House prices are expected to rise by 20% in the next five years as lower mortgage rates bring buyers back to the market, according to JLL.
The property services firm revised its forecasts for the 2025-2029 period in the wake of the Chancellor’s Budget. It expects a lack of supply and more competitive mortgage rates to fuel house prices over the next five years, despite the government’s ambitions to accelerate housebuilding.
London house prices are expected to increase by 21.6% over the five-year period, underpinned by a lack of new homes reaching the market for sale.
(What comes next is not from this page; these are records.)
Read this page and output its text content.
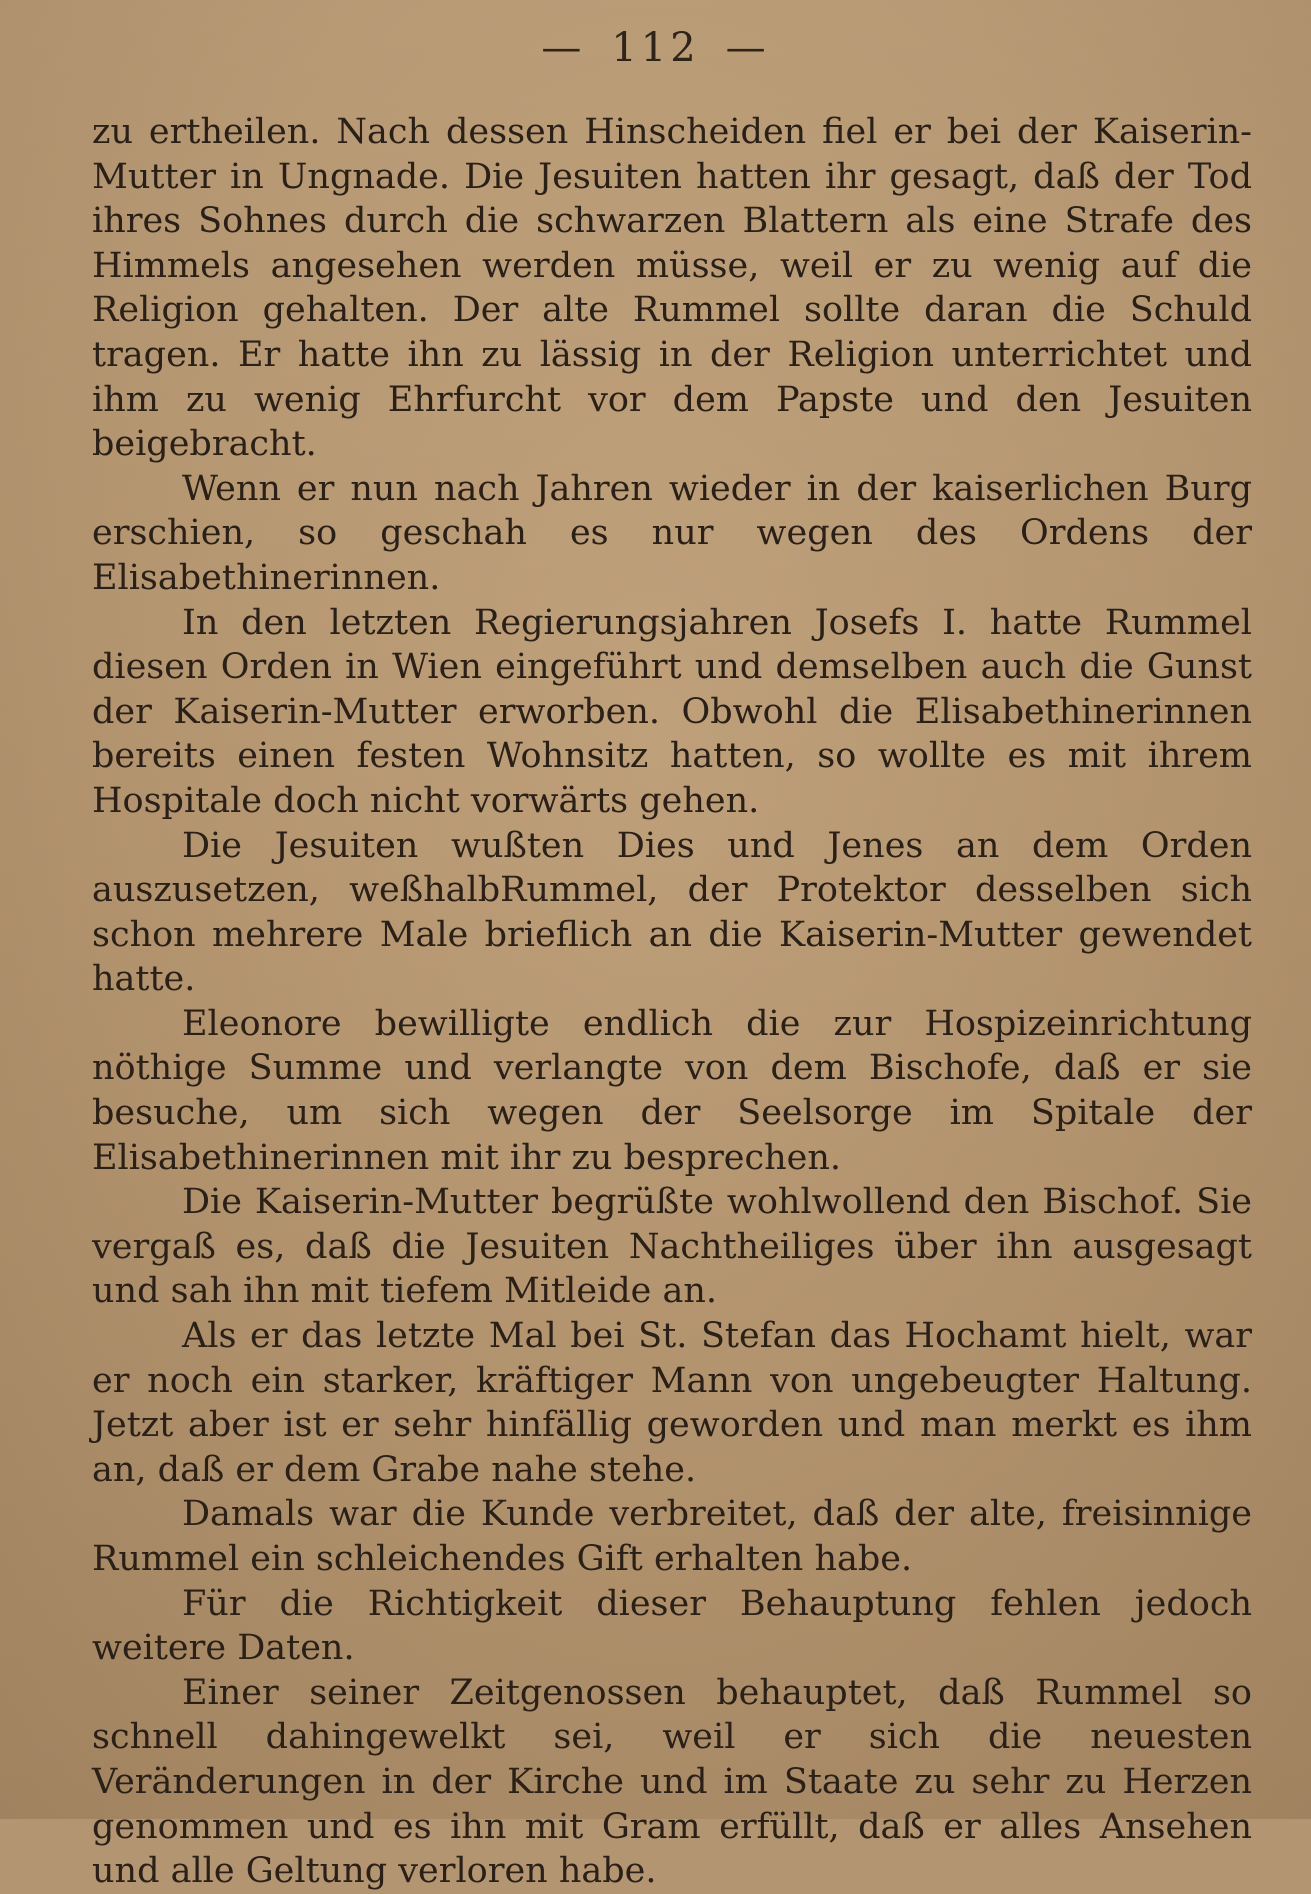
— 112 —

zu ertheilen. Nach dessen Hinscheiden fiel er bei der Kaiserin-Mutter in Ungnade. Die Jesuiten hatten ihr gesagt, daß der Tod ihres Sohnes durch die schwarzen Blattern als eine Strafe des Himmels angesehen werden müsse, weil er zu wenig auf die Religion gehalten. Der alte Rummel sollte daran die Schuld tragen. Er hatte ihn zu lässig in der Religion unterrichtet und ihm zu wenig Ehrfurcht vor dem Papste und den Jesuiten beigebracht.

Wenn er nun nach Jahren wieder in der kaiserlichen Burg erschien, so geschah es nur wegen des Ordens der Elisabethinerinnen.

In den letzten Regierungsjahren Josefs I. hatte Rummel diesen Orden in Wien eingeführt und demselben auch die Gunst der Kaiserin-Mutter erworben. Obwohl die Elisabethinerinnen bereits einen festen Wohnsitz hatten, so wollte es mit ihrem Hospitale doch nicht vorwärts gehen.

Die Jesuiten wußten Dies und Jenes an dem Orden auszusetzen, weßhalbRummel, der Protektor desselben sich schon mehrere Male brieflich an die Kaiserin-Mutter gewendet hatte.

Eleonore bewilligte endlich die zur Hospizeinrichtung nöthige Summe und verlangte von dem Bischofe, daß er sie besuche, um sich wegen der Seelsorge im Spitale der Elisabethinerinnen mit ihr zu besprechen.

Die Kaiserin-Mutter begrüßte wohlwollend den Bischof. Sie vergaß es, daß die Jesuiten Nachtheiliges über ihn ausgesagt und sah ihn mit tiefem Mitleide an.

Als er das letzte Mal bei St. Stefan das Hochamt hielt, war er noch ein starker, kräftiger Mann von ungebeugter Haltung. Jetzt aber ist er sehr hinfällig geworden und man merkt es ihm an, daß er dem Grabe nahe stehe.

Damals war die Kunde verbreitet, daß der alte, freisinnige Rummel ein schleichendes Gift erhalten habe.

Für die Richtigkeit dieser Behauptung fehlen jedoch weitere Daten.

Einer seiner Zeitgenossen behauptet, daß Rummel so schnell dahingewelkt sei, weil er sich die neuesten Veränderungen in der Kirche und im Staate zu sehr zu Herzen genommen und es ihn mit Gram erfüllt, daß er alles Ansehen und alle Geltung verloren habe.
JLL expects lower value markets to see stronger growth towards the beginning of the five-year forecast period, with more expensive markets outperforming as the rate cutting cycle persists into 2026 and 2027.
Rental prices will be 17% higher by the end of 2029, it predicts. Despite exceeding inflation and wage growth over the period, the business anticipates the increase in sales activity will lead to slower increases.
Marcus Dixon, director of residential research at JLL, says: “Despite jitters in the run-up to Labour’s first Budget in 14 years, the chancellor’s announcements last week have done little to budge our headline forecasts for the residential sales and rentals markets.
“Yet challenges persist. EPC C deadlines could see landlords offloading less efficient properties or removing them from the market for retrofitting and pushing rents up further, while the Renters Right Bill could limit growth in some markets and prompt landlords to exit.
“The government is right to set out ambitious targets to both bolster housebuilding and support renters. What’s needed now is a clear roadmap for coming good on its objectives.”